Una riflessione di Alberto Alberani, Responsabile di Legacoopsociali Emilia Romagna.

Dalla metà degli anni ‘70 si è avviato un dibattito attorno alla parola handicappato, portatore di handicap, disabile, che ha fra l’altro portato alla definizione di diversamente abile o diversabile durante l’anno europeo dedicato alle persone disabili.

 

Non è mia intenzione riproporre la riflessione su questo dibattito, ma vorrei esprimere alcune considerazioni in merito all’utilizzo del termine capacità residue.

 

30 anni fa, quando iniziai a lavorare nei centri per disabili gravi, non mi piaceva trovarmi di fronte a progetti che chiedevano a noi educatori quali attività avevamo intenzione di mettere in atto per "perseguire l’obiettivo di potenziare le capacità residue" delle persone disabili con cui ci relazionavamo quotidianamente.

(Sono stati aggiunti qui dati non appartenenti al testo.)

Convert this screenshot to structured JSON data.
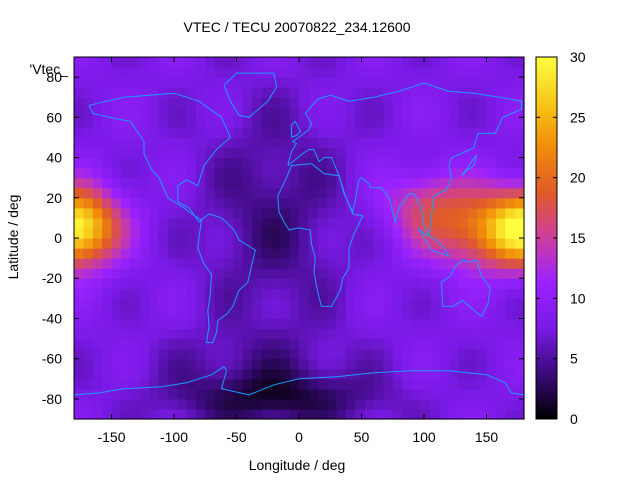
{
  "chart_data": {
    "type": "heatmap",
    "title": "VTEC / TECU 20070822_234.12600",
    "xlabel": "Longitude / deg",
    "ylabel": "Latitude / deg",
    "series_key": "'Vtec_",
    "xlim": [
      -180,
      180
    ],
    "ylim": [
      -90,
      90
    ],
    "x_ticks": [
      -150,
      -100,
      -50,
      0,
      50,
      100,
      150
    ],
    "y_ticks": [
      -80,
      -60,
      -40,
      -20,
      0,
      20,
      40,
      60,
      80
    ],
    "colorbar": {
      "range": [
        0,
        30
      ],
      "ticks": [
        0,
        5,
        10,
        15,
        20,
        25,
        30
      ],
      "palette": [
        "#000000",
        "#3a0a7a",
        "#7a1ae6",
        "#9a22ff",
        "#cc3e9e",
        "#e05a28",
        "#f08c0a",
        "#f7c818",
        "#ffff40"
      ]
    },
    "coastline_color": "#1e9bff",
    "grid": false,
    "features": {
      "background_tec": 8,
      "equatorial_anomaly_peaks": [
        {
          "lon": -160,
          "lat": 5,
          "tec": 24
        },
        {
          "lon": 160,
          "lat": 8,
          "tec": 25
        },
        {
          "lon": 130,
          "lat": 3,
          "tec": 24
        }
      ],
      "polar_minimum": {
        "lon": -20,
        "lat": -80,
        "tec": 1
      }
    }
  }
}
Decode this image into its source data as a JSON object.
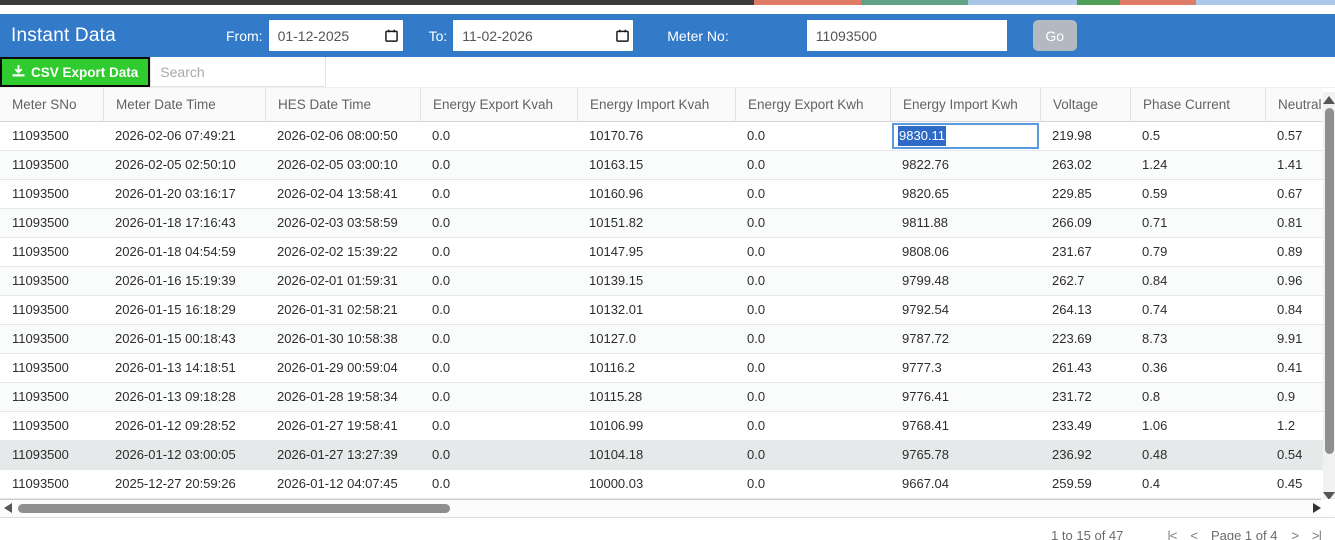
{
  "top_strip": {
    "segments": [
      {
        "name": "tab-bar-dark",
        "color": "#3b3b3b",
        "width": "56.5%"
      },
      {
        "name": "segment-red-1",
        "color": "#e07b68",
        "width": "8.0%"
      },
      {
        "name": "segment-teal",
        "color": "#5fa287",
        "width": "8.0%"
      },
      {
        "name": "segment-lightblue-1",
        "color": "#a9c6e6",
        "width": "8.2%"
      },
      {
        "name": "segment-green",
        "color": "#4f9e57",
        "width": "3.2%"
      },
      {
        "name": "segment-red-2",
        "color": "#e07b68",
        "width": "5.7%"
      },
      {
        "name": "segment-lightblue-2",
        "color": "#abc8e8",
        "width": "10.4%"
      }
    ]
  },
  "header": {
    "title": "Instant Data",
    "from_label": "From:",
    "from_value": "01-12-2025",
    "to_label": "To:",
    "to_value": "11-02-2026",
    "meter_label": "Meter No:",
    "meter_value": "11093500",
    "go_label": "Go",
    "bar_color": "#337ac8",
    "go_color": "#b2b9c0"
  },
  "toolbar": {
    "export_label": "CSV Export Data",
    "export_color": "#2fcb2f",
    "search_placeholder": "Search"
  },
  "table": {
    "columns": [
      "Meter SNo",
      "Meter Date Time",
      "HES Date Time",
      "Energy Export Kvah",
      "Energy Import Kvah",
      "Energy Export Kwh",
      "Energy Import Kwh",
      "Voltage",
      "Phase Current",
      "Neutral Current"
    ],
    "rows": [
      [
        "11093500",
        "2026-02-06 07:49:21",
        "2026-02-06 08:00:50",
        "0.0",
        "10170.76",
        "0.0",
        "9830.11",
        "219.98",
        "0.5",
        "0.57"
      ],
      [
        "11093500",
        "2026-02-05 02:50:10",
        "2026-02-05 03:00:10",
        "0.0",
        "10163.15",
        "0.0",
        "9822.76",
        "263.02",
        "1.24",
        "1.41"
      ],
      [
        "11093500",
        "2026-01-20 03:16:17",
        "2026-02-04 13:58:41",
        "0.0",
        "10160.96",
        "0.0",
        "9820.65",
        "229.85",
        "0.59",
        "0.67"
      ],
      [
        "11093500",
        "2026-01-18 17:16:43",
        "2026-02-03 03:58:59",
        "0.0",
        "10151.82",
        "0.0",
        "9811.88",
        "266.09",
        "0.71",
        "0.81"
      ],
      [
        "11093500",
        "2026-01-18 04:54:59",
        "2026-02-02 15:39:22",
        "0.0",
        "10147.95",
        "0.0",
        "9808.06",
        "231.67",
        "0.79",
        "0.89"
      ],
      [
        "11093500",
        "2026-01-16 15:19:39",
        "2026-02-01 01:59:31",
        "0.0",
        "10139.15",
        "0.0",
        "9799.48",
        "262.7",
        "0.84",
        "0.96"
      ],
      [
        "11093500",
        "2026-01-15 16:18:29",
        "2026-01-31 02:58:21",
        "0.0",
        "10132.01",
        "0.0",
        "9792.54",
        "264.13",
        "0.74",
        "0.84"
      ],
      [
        "11093500",
        "2026-01-15 00:18:43",
        "2026-01-30 10:58:38",
        "0.0",
        "10127.0",
        "0.0",
        "9787.72",
        "223.69",
        "8.73",
        "9.91"
      ],
      [
        "11093500",
        "2026-01-13 14:18:51",
        "2026-01-29 00:59:04",
        "0.0",
        "10116.2",
        "0.0",
        "9777.3",
        "261.43",
        "0.36",
        "0.41"
      ],
      [
        "11093500",
        "2026-01-13 09:18:28",
        "2026-01-28 19:58:34",
        "0.0",
        "10115.28",
        "0.0",
        "9776.41",
        "231.72",
        "0.8",
        "0.9"
      ],
      [
        "11093500",
        "2026-01-12 09:28:52",
        "2026-01-27 19:58:41",
        "0.0",
        "10106.99",
        "0.0",
        "9768.41",
        "233.49",
        "1.06",
        "1.2"
      ],
      [
        "11093500",
        "2026-01-12 03:00:05",
        "2026-01-27 13:27:39",
        "0.0",
        "10104.18",
        "0.0",
        "9765.78",
        "236.92",
        "0.48",
        "0.54"
      ],
      [
        "11093500",
        "2025-12-27 20:59:26",
        "2026-01-12 04:07:45",
        "0.0",
        "10000.03",
        "0.0",
        "9667.04",
        "259.59",
        "0.4",
        "0.45"
      ]
    ],
    "edited_cell": {
      "row_index": 0,
      "col_index": 6,
      "value": "9830.11",
      "text_selected": true,
      "selection_color": "#2e6bc8",
      "border_color": "#5a9ade"
    },
    "highlighted_row_index": 11,
    "highlight_color": "#e5e9e9"
  },
  "pagination": {
    "range_text": "1 to 15 of 47",
    "first_label": "|<",
    "prev_label": "<",
    "page_text": "Page 1 of 4",
    "next_label": ">",
    "last_label": ">|"
  }
}
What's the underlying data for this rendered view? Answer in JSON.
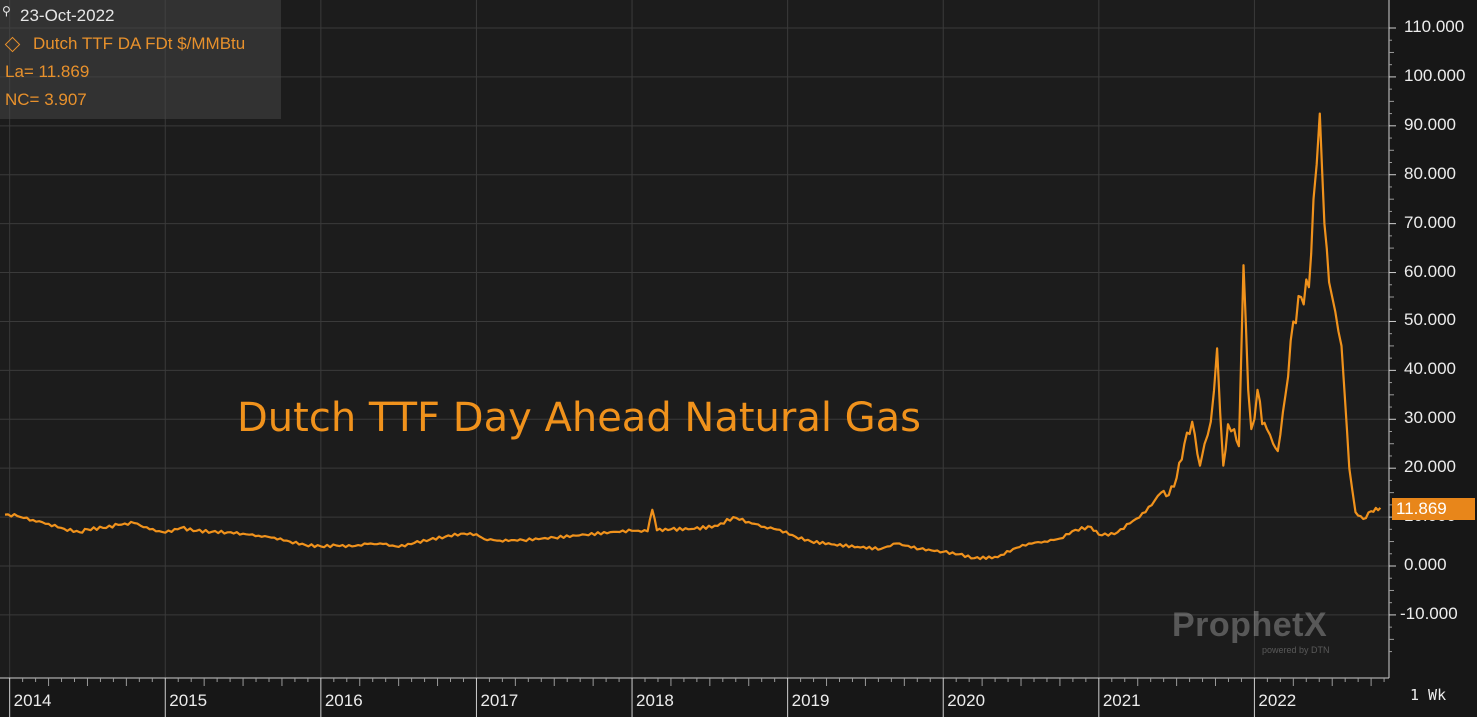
{
  "info": {
    "date": "23-Oct-2022",
    "series_label": "Dutch TTF DA FDt $/MMBtu",
    "last_label": "La= 11.869",
    "net_change_label": "NC= 3.907"
  },
  "watermark": {
    "brand": "ProphetX",
    "sub": "powered by DTN"
  },
  "interval_label": "1 Wk",
  "last_value_badge": "11.869",
  "colors": {
    "line": "#f0921c",
    "background": "#1a1a1a",
    "grid": "#3a3a3a",
    "text": "#ececec"
  },
  "chart_data": {
    "type": "line",
    "title": "Dutch TTF Day Ahead Natural Gas",
    "xlabel": "",
    "ylabel": "",
    "ylim": [
      -20,
      115
    ],
    "xlim": [
      2013.97,
      2022.82
    ],
    "y_ticks": [
      "110.000",
      "100.000",
      "90.000",
      "80.000",
      "70.000",
      "60.000",
      "50.000",
      "40.000",
      "30.000",
      "20.000",
      "10.000",
      "0.000",
      "-10.000"
    ],
    "y_tick_values": [
      110,
      100,
      90,
      80,
      70,
      60,
      50,
      40,
      30,
      20,
      10,
      0,
      -10
    ],
    "x_ticks": [
      "2014",
      "2015",
      "2016",
      "2017",
      "2018",
      "2019",
      "2020",
      "2021",
      "2022"
    ],
    "x_tick_values": [
      2014,
      2015,
      2016,
      2017,
      2018,
      2019,
      2020,
      2021,
      2022
    ],
    "grid": true,
    "series": [
      {
        "x": [
          2013.97,
          2014.05,
          2014.15,
          2014.25,
          2014.35,
          2014.45,
          2014.5,
          2014.6,
          2014.7,
          2014.8,
          2014.9,
          2015.0,
          2015.1,
          2015.2,
          2015.3,
          2015.4,
          2015.5,
          2015.6,
          2015.7,
          2015.8,
          2015.9,
          2016.0,
          2016.1,
          2016.2,
          2016.3,
          2016.4,
          2016.5,
          2016.6,
          2016.7,
          2016.8,
          2016.9,
          2017.0,
          2017.05,
          2017.15,
          2017.3,
          2017.5,
          2017.7,
          2017.9,
          2018.0,
          2018.1,
          2018.13,
          2018.16,
          2018.25,
          2018.4,
          2018.55,
          2018.65,
          2018.75,
          2018.85,
          2018.95,
          2019.05,
          2019.15,
          2019.3,
          2019.45,
          2019.6,
          2019.7,
          2019.85,
          2020.0,
          2020.1,
          2020.2,
          2020.35,
          2020.45,
          2020.55,
          2020.65,
          2020.75,
          2020.85,
          2020.95,
          2021.0,
          2021.1,
          2021.2,
          2021.3,
          2021.4,
          2021.45,
          2021.5,
          2021.55,
          2021.6,
          2021.65,
          2021.68,
          2021.72,
          2021.76,
          2021.8,
          2021.83,
          2021.87,
          2021.9,
          2021.93,
          2021.96,
          2021.98,
          2022.0,
          2022.02,
          2022.05,
          2022.08,
          2022.12,
          2022.15,
          2022.2,
          2022.25,
          2022.3,
          2022.35,
          2022.38,
          2022.42,
          2022.45,
          2022.48,
          2022.5,
          2022.52,
          2022.54,
          2022.56,
          2022.58,
          2022.61,
          2022.65,
          2022.7,
          2022.75,
          2022.78,
          2022.81
        ],
        "values": [
          10.5,
          10.2,
          9.4,
          8.6,
          7.6,
          6.9,
          7.5,
          7.8,
          8.4,
          8.8,
          7.5,
          6.8,
          7.8,
          7.2,
          7.0,
          6.9,
          6.6,
          6.2,
          5.8,
          5.0,
          4.3,
          4.0,
          4.2,
          4.0,
          4.5,
          4.5,
          3.9,
          4.7,
          5.4,
          6.0,
          6.6,
          6.5,
          5.5,
          5.2,
          5.3,
          5.8,
          6.4,
          7.0,
          7.2,
          7.1,
          11.5,
          7.3,
          7.5,
          7.6,
          8.2,
          10.0,
          9.0,
          8.0,
          7.4,
          6.0,
          5.0,
          4.4,
          3.9,
          3.5,
          4.6,
          3.5,
          2.9,
          2.4,
          1.6,
          1.8,
          3.5,
          4.6,
          5.0,
          5.6,
          7.4,
          8.0,
          6.4,
          6.5,
          8.7,
          11.0,
          15.0,
          14.5,
          18.0,
          25.0,
          29.5,
          20.5,
          25.0,
          29.5,
          44.5,
          20.5,
          29.0,
          28.0,
          24.5,
          61.5,
          36.0,
          28.0,
          30.0,
          36.0,
          29.0,
          28.0,
          25.0,
          23.5,
          35.0,
          50.0,
          55.0,
          57.0,
          75.0,
          92.5,
          70.0,
          58.0,
          55.0,
          52.0,
          48.0,
          45.0,
          35.0,
          20.0,
          11.0,
          9.6,
          11.2,
          11.869,
          11.869
        ]
      }
    ]
  }
}
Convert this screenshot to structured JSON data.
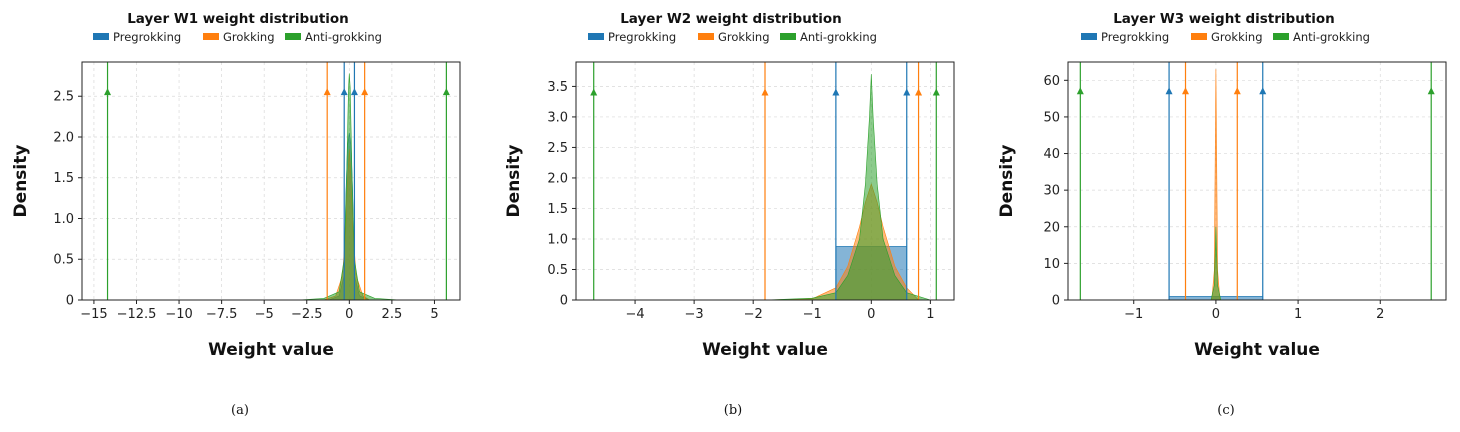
{
  "colors": {
    "pregrokking": "#1f77b4",
    "grokking": "#ff7f0e",
    "anti_grokking": "#2ca02c",
    "grid": "#d9d9d9",
    "axis": "#222222"
  },
  "chart_data": [
    {
      "type": "area",
      "title": "Layer W1 weight distribution",
      "xlabel": "Weight value",
      "ylabel": "Density",
      "caption": "(a)",
      "xlim": [
        -15.7,
        6.5
      ],
      "ylim": [
        0,
        2.92
      ],
      "xticks": [
        -15,
        -12.5,
        -10,
        -7.5,
        -5,
        -2.5,
        0,
        2.5,
        5
      ],
      "xticklabels": [
        "−15",
        "−12.5",
        "−10",
        "−7.5",
        "−5",
        "−2.5",
        "0",
        "2.5",
        "5"
      ],
      "yticks": [
        0,
        0.5,
        1.0,
        1.5,
        2.0,
        2.5
      ],
      "yticklabels": [
        "0",
        "0.5",
        "1.0",
        "1.5",
        "2.0",
        "2.5"
      ],
      "grid": true,
      "legend_position": "top",
      "legend": [
        "Pregrokking",
        "Grokking",
        "Anti-grokking"
      ],
      "series": [
        {
          "name": "Pregrokking",
          "color": "#1f77b4",
          "range_markers": [
            -0.3,
            0.3
          ],
          "marker_y": 2.55,
          "density": {
            "x": [
              -1.2,
              -0.6,
              -0.3,
              -0.2,
              -0.1,
              0,
              0.1,
              0.2,
              0.3,
              0.6,
              1.2
            ],
            "y": [
              0,
              0.05,
              0.3,
              1.3,
              1.9,
              2.05,
              1.9,
              1.3,
              0.3,
              0.05,
              0
            ]
          }
        },
        {
          "name": "Grokking",
          "color": "#ff7f0e",
          "range_markers": [
            -1.3,
            0.9
          ],
          "marker_y": 2.55,
          "density": {
            "x": [
              -1.5,
              -0.8,
              -0.4,
              -0.2,
              -0.1,
              0,
              0.1,
              0.2,
              0.4,
              0.8,
              1.2
            ],
            "y": [
              0,
              0.05,
              0.3,
              0.9,
              1.5,
              1.85,
              1.5,
              0.9,
              0.3,
              0.05,
              0
            ]
          }
        },
        {
          "name": "Anti-grokking",
          "color": "#2ca02c",
          "range_markers": [
            -14.2,
            5.7
          ],
          "marker_y": 2.55,
          "density": {
            "x": [
              -3,
              -1.5,
              -0.6,
              -0.3,
              -0.15,
              -0.05,
              0,
              0.05,
              0.15,
              0.3,
              0.6,
              1.5,
              3
            ],
            "y": [
              0,
              0.02,
              0.1,
              0.5,
              1.6,
              2.6,
              2.78,
              2.6,
              1.6,
              0.5,
              0.1,
              0.02,
              0
            ]
          }
        }
      ]
    },
    {
      "type": "area",
      "title": "Layer W2 weight distribution",
      "xlabel": "Weight value",
      "ylabel": "Density",
      "caption": "(b)",
      "xlim": [
        -5.0,
        1.4
      ],
      "ylim": [
        0,
        3.9
      ],
      "xticks": [
        -4,
        -3,
        -2,
        -1,
        0,
        1
      ],
      "xticklabels": [
        "−4",
        "−3",
        "−2",
        "−1",
        "0",
        "1"
      ],
      "yticks": [
        0,
        0.5,
        1.0,
        1.5,
        2.0,
        2.5,
        3.0,
        3.5
      ],
      "yticklabels": [
        "0",
        "0.5",
        "1.0",
        "1.5",
        "2.0",
        "2.5",
        "3.0",
        "3.5"
      ],
      "grid": true,
      "legend_position": "top",
      "legend": [
        "Pregrokking",
        "Grokking",
        "Anti-grokking"
      ],
      "series": [
        {
          "name": "Pregrokking",
          "color": "#1f77b4",
          "range_markers": [
            -0.6,
            0.6
          ],
          "marker_y": 3.4,
          "density": {
            "x": [
              -0.6,
              -0.6,
              0.6,
              0.6
            ],
            "y": [
              0,
              0.88,
              0.88,
              0
            ]
          }
        },
        {
          "name": "Grokking",
          "color": "#ff7f0e",
          "range_markers": [
            -1.8,
            0.8
          ],
          "marker_y": 3.4,
          "density": {
            "x": [
              -1.8,
              -1.0,
              -0.6,
              -0.4,
              -0.2,
              -0.1,
              0,
              0.1,
              0.2,
              0.4,
              0.6,
              0.8
            ],
            "y": [
              0,
              0.02,
              0.2,
              0.55,
              1.2,
              1.6,
              1.9,
              1.6,
              1.2,
              0.55,
              0.2,
              0
            ]
          }
        },
        {
          "name": "Anti-grokking",
          "color": "#2ca02c",
          "range_markers": [
            -4.7,
            1.1
          ],
          "marker_y": 3.4,
          "density": {
            "x": [
              -1.8,
              -1.0,
              -0.6,
              -0.4,
              -0.2,
              -0.1,
              -0.03,
              0,
              0.03,
              0.1,
              0.2,
              0.4,
              0.6,
              1.0
            ],
            "y": [
              0,
              0.03,
              0.12,
              0.4,
              1.0,
              1.9,
              3.0,
              3.7,
              3.0,
              1.9,
              1.0,
              0.4,
              0.12,
              0
            ]
          }
        }
      ]
    },
    {
      "type": "area",
      "title": "Layer W3 weight distribution",
      "xlabel": "Weight value",
      "ylabel": "Density",
      "caption": "(c)",
      "xlim": [
        -1.8,
        2.8
      ],
      "ylim": [
        0,
        65
      ],
      "xticks": [
        -1,
        0,
        1,
        2
      ],
      "xticklabels": [
        "−1",
        "0",
        "1",
        "2"
      ],
      "yticks": [
        0,
        10,
        20,
        30,
        40,
        50,
        60
      ],
      "yticklabels": [
        "0",
        "10",
        "20",
        "30",
        "40",
        "50",
        "60"
      ],
      "grid": true,
      "legend_position": "top",
      "legend": [
        "Pregrokking",
        "Grokking",
        "Anti-grokking"
      ],
      "series": [
        {
          "name": "Pregrokking",
          "color": "#1f77b4",
          "range_markers": [
            -0.57,
            0.57
          ],
          "marker_y": 57,
          "density": {
            "x": [
              -0.57,
              -0.57,
              0.57,
              0.57
            ],
            "y": [
              0,
              1.0,
              1.0,
              0
            ]
          }
        },
        {
          "name": "Grokking",
          "color": "#ff7f0e",
          "range_markers": [
            -0.37,
            0.26
          ],
          "marker_y": 57,
          "density": {
            "x": [
              -0.05,
              -0.02,
              0,
              0.02,
              0.05
            ],
            "y": [
              0,
              8,
              63,
              8,
              0
            ]
          }
        },
        {
          "name": "Anti-grokking",
          "color": "#2ca02c",
          "range_markers": [
            -1.65,
            2.62
          ],
          "marker_y": 57,
          "density": {
            "x": [
              -0.06,
              -0.02,
              0,
              0.02,
              0.06
            ],
            "y": [
              0,
              4,
              20,
              4,
              0
            ]
          }
        }
      ]
    }
  ]
}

Le domande che mi ponevo sempre erano: residuo di cosa? dove vado a recuperare questa residualità? a cosa devo rapportare la residualità? a quale “normalità”?.

 

Ancora oggi, anche in importanti documenti (nell’ ICDH 2, nella Legge 68, in documenti regionali) riscontro che questo abbinamento continua ad essere utilizzato e continua a non piacermi. Anche se sono passati molti anni, la domanda che mi pongo e che pongo è la seguente: è possibile abolire dalle nostre relazioni, dal nostro vocabolario l’abbinamento capacità-residue e utilizzare solo la parola capacità?  O è giusto mantenere la parola residuo? 
Residuo: ciò che resta, che avanza di qualcosa. Capacità: attitudine, abilità a fare qualcosa.
Queste sono le definizioni, date ai termini capacità e residuo dal Dizionario Sabatini-Coletti, che forse possono aiutarci ad approfondire questa prima breve riflessione.

 

Dal 1992 con la legge 104 si è cercato di introdurre un diverso approccio culturale nei confronti delle persone disabili, introducendo strumenti e metodiche che consentono di valutare la persona nel suo insieme, soprattutto in termine di capacità positive, inducendoci a rivolgere l’attenzione a ciò che una persona può fare piuttosto che a ciò che non riesce a fare.

 

Che bisogno abbiamo allora di abbinare alla parola capacità la parola residuo? Ritengo che il mantenimento di questo abbinamento sia un ritorno o un mantenimento ad una concezione e ad una cultura che continua a pensare che una persona disabile è tale perché esprime capacità diverse dalla “normalità” probabilmente dimenticandosi che una persona disabile è prima di tutto una persona originale, con proprie originali capacità che non sono residue rispetto ad una vago concetto di normalità.
Per potenziare la valorizzazione delle capacità siamo disposti a rinunciare alla parola e all’identificazione del “residuo” concentrando l’attenzione sulle capacità?

 

Sono domande e riflessioni e mi rendo conto che parlare di capacità-capacità residue richiederebbe uno spazio ed un tempo adeguato; l’auspicio è che si possa sviluppare una riflessione specialmente all’interno dei servizi diurni e residenziali con il condiviso spirito di continuare a promuovere la migliore integrazione e inclusione delle persone disabili.